Depuis ce 2 juillet, le diocèse de Namur possède un évêque auxiliaire en la personne de Mgr Pierre Warin (Voir aussi CathoBel du 8 juillet 2004). Un souhait de l’actuel évêque de Namur, Mgr André-Mutien Léonard, auquel Rome a – rapidement, comme il le précise – répondu.
La précédente élection d’un évêque auxiliaire à Namur remonte à 1957, avec l’ordination épiscopale de Mgr Musty. Après son décès, en 1992, le diocèse n’a plus compté qu’un seul évêque. Alors que ses deux prédécesseurs- Mgr Charue et Mgr Mathen – avaient un auxiliaire, Mgr Léonard a préféré attendre avant d’en faire la demande. « Je n’avais que 51 ans et n’avait alors pas le besoin d’un étroit collaborateur », explique-t-il, ajoutant qu’il s’agit là d’une « décision importante » et qu’il fallait avoir « mesuré le terrain » avant de faire la démarche.

Besoin de « nouveautés »
Cette demande a tout d’abord été motivée par un besoin personnel, affirme Mgr Léonard. « Mon style pastorale me prend beaucoup de temps, je visite de nombreux endroits du diocèse, ainsi que tout évêque doit le faire », précise-t-il, alors qu’il termine sa seconde « tournée » intégrale.
« Il y a à l’heure actuelle de grands problèmes théologiques et pastoraux auquel je souhaite me consacrer : j’ai donc besoin de plus temps pour réfléchir et écrire », poursuit l’Évêque qui aborde également le temps qui passe. « J’ai 64 ans, et je vieilli d’un an chaque année », plaisante-t-il.
La seconde raison, peut-être l’une des plus importante, est le besoin de « nouveautés » au sein du diocèse. « Après 13 ans d’épiscopat, j’ai besoin d’avoir des idées nouvelles, besoin d’un alter ego », déclare Mgr Jousten, précisant que quelqu’un qui vient d’un autre diocèse – Mgr Warin est de Liège – pose un œil neuf sur la vie de l’Église.

Vicaire épiscopal
Dans ses prérogatives, le nouvel évêque auxiliaire aura également la charge de vicaire épiscopal pour la province de Namur. Comme le souligne Mgr Léonard, l’actuel vicaire épiscopal – l’abbé Joseph Bayet – va prendre sa retraite. « Il est bon que les collaborateurs réguliers de l’évêque passe la main à 70 ans », précise-t-il. L’abbé Bayet gardera cependant une série de missions épiscopales.
Mgr Warin aura notamment la « tâche primordiale » de nommer et d’accompagner les prêtres. « S’il est bien nommé pour l’ensemble du diocèse, sa priorité ira à la province de Namur », affirme encore Mgr Léonard. Le vicaire général pour la province du Luxembourg – l’abbé Martin – conserve sa charge.

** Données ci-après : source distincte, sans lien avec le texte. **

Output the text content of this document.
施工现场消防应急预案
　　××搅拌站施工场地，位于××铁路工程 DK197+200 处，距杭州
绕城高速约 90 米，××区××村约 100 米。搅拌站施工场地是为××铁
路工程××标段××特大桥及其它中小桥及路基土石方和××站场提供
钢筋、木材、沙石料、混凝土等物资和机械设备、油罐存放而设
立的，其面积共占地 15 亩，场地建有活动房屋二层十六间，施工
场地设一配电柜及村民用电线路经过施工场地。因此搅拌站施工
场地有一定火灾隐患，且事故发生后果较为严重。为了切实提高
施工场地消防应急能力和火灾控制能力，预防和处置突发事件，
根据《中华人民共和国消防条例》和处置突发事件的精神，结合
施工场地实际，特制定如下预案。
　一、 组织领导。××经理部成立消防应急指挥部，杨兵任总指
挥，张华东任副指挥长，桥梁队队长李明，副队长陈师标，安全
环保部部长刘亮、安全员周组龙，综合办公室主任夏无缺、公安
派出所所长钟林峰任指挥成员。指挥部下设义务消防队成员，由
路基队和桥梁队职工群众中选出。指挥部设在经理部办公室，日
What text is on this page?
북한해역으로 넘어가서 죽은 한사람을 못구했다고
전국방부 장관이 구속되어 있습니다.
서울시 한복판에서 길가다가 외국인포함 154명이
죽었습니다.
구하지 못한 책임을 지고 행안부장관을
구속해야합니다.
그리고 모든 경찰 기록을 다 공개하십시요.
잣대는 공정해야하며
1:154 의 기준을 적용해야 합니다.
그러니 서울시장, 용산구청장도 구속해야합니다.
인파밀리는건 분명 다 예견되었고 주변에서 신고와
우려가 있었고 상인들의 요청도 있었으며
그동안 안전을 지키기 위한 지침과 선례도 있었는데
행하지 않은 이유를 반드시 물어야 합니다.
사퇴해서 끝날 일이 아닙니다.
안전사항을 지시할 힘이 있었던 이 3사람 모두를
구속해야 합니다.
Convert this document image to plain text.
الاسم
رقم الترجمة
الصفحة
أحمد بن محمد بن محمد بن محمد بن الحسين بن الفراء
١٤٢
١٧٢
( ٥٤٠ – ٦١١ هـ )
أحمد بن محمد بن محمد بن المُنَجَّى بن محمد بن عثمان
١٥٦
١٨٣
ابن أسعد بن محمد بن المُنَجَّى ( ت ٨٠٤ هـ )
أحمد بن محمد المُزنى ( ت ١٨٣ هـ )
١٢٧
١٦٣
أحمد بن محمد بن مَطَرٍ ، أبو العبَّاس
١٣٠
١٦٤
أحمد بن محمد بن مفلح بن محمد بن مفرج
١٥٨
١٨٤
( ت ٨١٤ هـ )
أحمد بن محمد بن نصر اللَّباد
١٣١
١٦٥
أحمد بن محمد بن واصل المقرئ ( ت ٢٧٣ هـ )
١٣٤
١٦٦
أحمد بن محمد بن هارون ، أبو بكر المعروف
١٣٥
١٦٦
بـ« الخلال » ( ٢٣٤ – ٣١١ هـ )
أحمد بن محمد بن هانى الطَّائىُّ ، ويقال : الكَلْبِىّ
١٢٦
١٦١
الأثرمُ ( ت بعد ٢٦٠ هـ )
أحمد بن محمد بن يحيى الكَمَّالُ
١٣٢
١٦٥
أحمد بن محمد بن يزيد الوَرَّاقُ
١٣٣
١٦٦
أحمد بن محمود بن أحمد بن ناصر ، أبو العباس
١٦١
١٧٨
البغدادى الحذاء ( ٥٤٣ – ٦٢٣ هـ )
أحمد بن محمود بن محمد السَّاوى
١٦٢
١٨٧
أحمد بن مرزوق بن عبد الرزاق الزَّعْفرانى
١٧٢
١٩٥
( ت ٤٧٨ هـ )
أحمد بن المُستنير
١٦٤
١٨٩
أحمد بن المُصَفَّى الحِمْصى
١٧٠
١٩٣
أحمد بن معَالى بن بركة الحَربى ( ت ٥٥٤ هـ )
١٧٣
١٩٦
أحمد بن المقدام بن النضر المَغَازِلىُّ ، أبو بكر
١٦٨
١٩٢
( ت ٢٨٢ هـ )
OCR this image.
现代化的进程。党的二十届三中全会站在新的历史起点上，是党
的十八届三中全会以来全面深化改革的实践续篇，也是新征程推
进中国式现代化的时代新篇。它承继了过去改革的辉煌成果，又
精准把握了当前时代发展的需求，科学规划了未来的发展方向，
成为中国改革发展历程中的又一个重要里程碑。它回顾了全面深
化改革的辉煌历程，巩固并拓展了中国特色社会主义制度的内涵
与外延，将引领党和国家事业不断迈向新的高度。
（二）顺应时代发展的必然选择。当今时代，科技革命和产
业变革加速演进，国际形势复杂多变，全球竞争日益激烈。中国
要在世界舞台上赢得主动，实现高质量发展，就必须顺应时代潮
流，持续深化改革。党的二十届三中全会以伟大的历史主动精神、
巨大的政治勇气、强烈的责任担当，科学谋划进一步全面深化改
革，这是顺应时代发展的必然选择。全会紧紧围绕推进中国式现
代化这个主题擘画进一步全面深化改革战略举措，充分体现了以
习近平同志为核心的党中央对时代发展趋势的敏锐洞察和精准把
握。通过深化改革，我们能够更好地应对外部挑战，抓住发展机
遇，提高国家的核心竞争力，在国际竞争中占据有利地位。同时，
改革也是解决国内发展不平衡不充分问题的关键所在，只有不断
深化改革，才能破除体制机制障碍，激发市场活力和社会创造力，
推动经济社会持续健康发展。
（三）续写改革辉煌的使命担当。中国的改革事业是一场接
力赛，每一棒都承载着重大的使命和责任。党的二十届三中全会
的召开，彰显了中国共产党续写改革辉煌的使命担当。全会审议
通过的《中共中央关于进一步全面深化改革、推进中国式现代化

Enfin, cette demande à Rome servira aussi le « bien de la conférence épiscopale », poursuit l’évêque de Namur. « Elle est petite mais rencontre les mêmes problèmes qu’ailleurs et les évêques sont très peu pour les assumer ». Sans compter que la conférence épiscopale compte peu de francophones. « Avec un total de onze évêques, il n’y a que trois francophones wallons », précise-t-il.

Confiance et complémentarité
Pierre Warin, Mgr Léonard le connaît bien. « Depuis 37 ans en fait, lorsqu’il a fait son entrée au séminaire », explique-t-il ; « C’est un homme en qui j’ai pleine confiance, en grande communion avec moi tout en étant différent. Je n’ai pas besoin d’un sosie mais de quelqu’un de complémentaire ».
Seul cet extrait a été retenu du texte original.